Sous le poids de l’inflation

Marge officinale : le décrochage

Par
Publié le 19/12/2024
Article réservé aux abonnés

Pour la deuxième fois consécutive, le taux de marge descend sous la barre de 30 %. En cause, l’inflation qui a mécaniquement provoqué une hausse des salaires et des frais généraux. Pour les titulaires, l’heure est aux arbitrages.

marge

Crédit photo : PHANIE

En déclin, la marge brute globale plonge au premier semestre 2024 à 28,51 % du chiffre d’affaires, contre 29,32 % un an auparavant. Désormais, cette érosion de la marge signalée par les experts-comptables lors de la « Journée de l’économie » organisée le 18 septembre, par « Le Quotidien du pharmacien », semble s’installer dans le bilan officinal. Certes sur un chiffre d’affaires en hausse de 3,97 % (hors médicaments chers), la marge en valeur augmente de 3,18 % à 350 974 euros. Mais ce redressement ne suffit pas à compenser la hausse des charges et plus particulièrement des charges de personnel. Car, rappellent les experts-comptables du réseau CGP, les coûts salariaux augmentent de 5,34 % au premier semestre pour atteindre 10,95 % du chiffre d’affaires (11,03 % au premier semestre 2023). De même, les charges de personnel relevées par Fiducial au sein des 95 officines de la région Centre confirment cette tendance avec une évolution globale de +6 % sur les six premiers mois de l’année par rapport au premier semestre 2023.

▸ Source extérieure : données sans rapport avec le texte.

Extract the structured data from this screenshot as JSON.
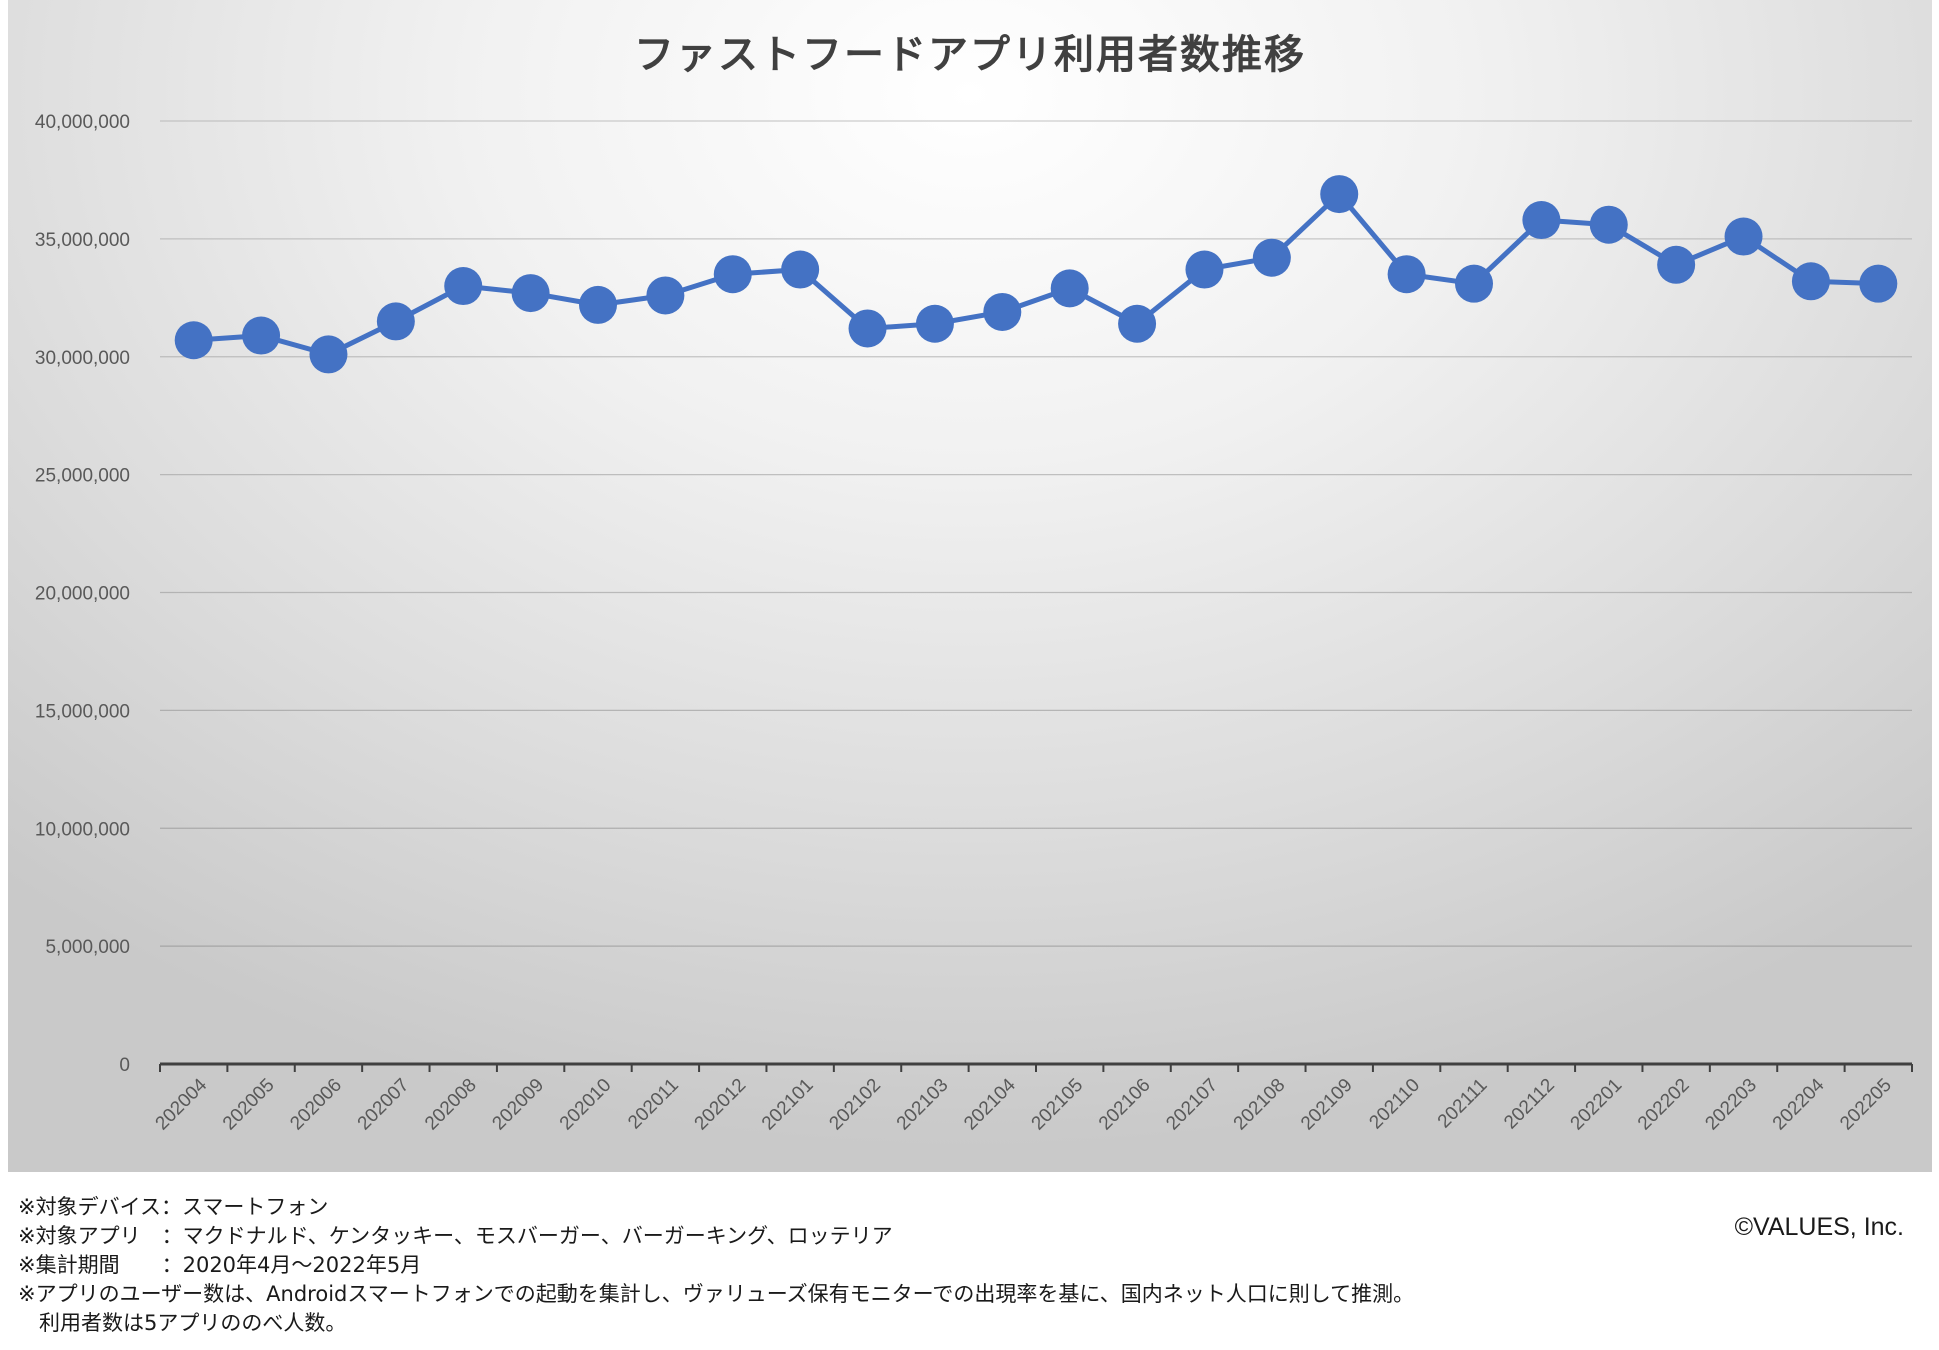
{
  "chart_data": {
    "type": "line",
    "title": "ファストフードアプリ利用者数推移",
    "categories": [
      "202004",
      "202005",
      "202006",
      "202007",
      "202008",
      "202009",
      "202010",
      "202011",
      "202012",
      "202101",
      "202102",
      "202103",
      "202104",
      "202105",
      "202106",
      "202107",
      "202108",
      "202109",
      "202110",
      "202111",
      "202112",
      "202201",
      "202202",
      "202203",
      "202204",
      "202205"
    ],
    "series": [
      {
        "values": [
          30700000,
          30900000,
          30100000,
          31500000,
          33000000,
          32700000,
          32200000,
          32600000,
          33500000,
          33700000,
          31200000,
          31400000,
          31900000,
          32900000,
          31400000,
          33700000,
          34200000,
          36900000,
          33500000,
          33100000,
          35800000,
          35600000,
          33900000,
          35100000,
          33200000,
          33100000
        ],
        "color": "#4472C4"
      }
    ],
    "yticks": [
      "0",
      "5,000,000",
      "10,000,000",
      "15,000,000",
      "20,000,000",
      "25,000,000",
      "30,000,000",
      "35,000,000",
      "40,000,000"
    ],
    "ylim": [
      0,
      40000000
    ],
    "grid": true,
    "legend": "none"
  },
  "notes": [
    "※対象デバイス：スマートフォン",
    "※対象アプリ　：マクドナルド、ケンタッキー、モスバーガー、バーガーキング、ロッテリア",
    "※集計期間　　：2020年4月～2022年5月",
    "※アプリのユーザー数は、Androidスマートフォンでの起動を集計し、ヴァリューズ保有モニターでの出現率を基に、国内ネット人口に則して推測。",
    "　利用者数は5アプリののべ人数。"
  ],
  "copyright": "©VALUES, Inc."
}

On est loin de la progression des frais de personnels observée l’année dernière qui atteignait 8, 9 et même 12,8 points selon les cabinets. Cependant, analyse Bertrand Cadillon, responsable du département pharmacie chez Fiducial : « la tendance ne pourra être freinée de sitôt. À l’image d’un bateau qui continue sur son sillage, le marché va poursuivre sur une certaine inertie. » Ce bateau, pour reprendre la métaphore, est chargé par les effectifs gonflés lors de la crise sanitaire et qui ont provoqué une hausse des coûts salariaux de vingt points en deux ans.

Des trous de trésorerie

Les titulaires feraient-ils aujourd’hui les frais de leur politique managériale ? « Faute de bras, les pharmaciens ont cédé sur les salaires et nous constatons un surenchérissement du coefficient à l’embauche et un nivellement par le haut des salaires du reste du personnel », relèvent les experts-comptables. « Ils n’ont pas attendu les augmentations de la grille pour effectuer des hausses de salaires, sinon ils savent qu’ils ne parviendront pas à recruter. Dans cette situation, ils ne peuvent se tenir aux salaires minimum », poursuit Joël Lecoeur, président du réseau CGP.
Pour autant, des arbitrages s’imposent. Car de l’avis des observateurs, le réseau officinal évolue vers des niveaux de marge tels qu’il sera désormais difficile de continuer à rémunérer correctement le personnel, la masse salariale d’une officine représentant 37 % de la marge. Dans ce contexte, les titulaires n’ont d’autres choix que d’opter pour un indicateur de productivité qui ne se rapporte plus au chiffre d’affaires mais bien à la marge brute générée par chacun de leurs salariés. Car l’état de leur trésorerie ne laisse aucun doute. Creusée par les hausses salariales et les hausses des frais généraux, elle est en recul de 7,4 % par rapport aux six premiers mois de 2023. Pour certaines officines, la situation est encore plus dégradée. Selon une enquête menée par la Fédération des syndicats pharmaceutiques de France (FSPF), fin octobre, près de 20 % des titulaires se déclarent dans le rouge. Ils n’étaient que 12 % un an auparavant. Et près des trois quarts des 2 606 officinaux ayant répondu à cette enquête déclarent que leur trésorerie s’est dégradée entre le 31 août 2023 et le 31 août 2024. Plus de la moitié d’entre eux affirment même avoir une trésorerie inférieure à 2 % de leur chiffre d’affaires.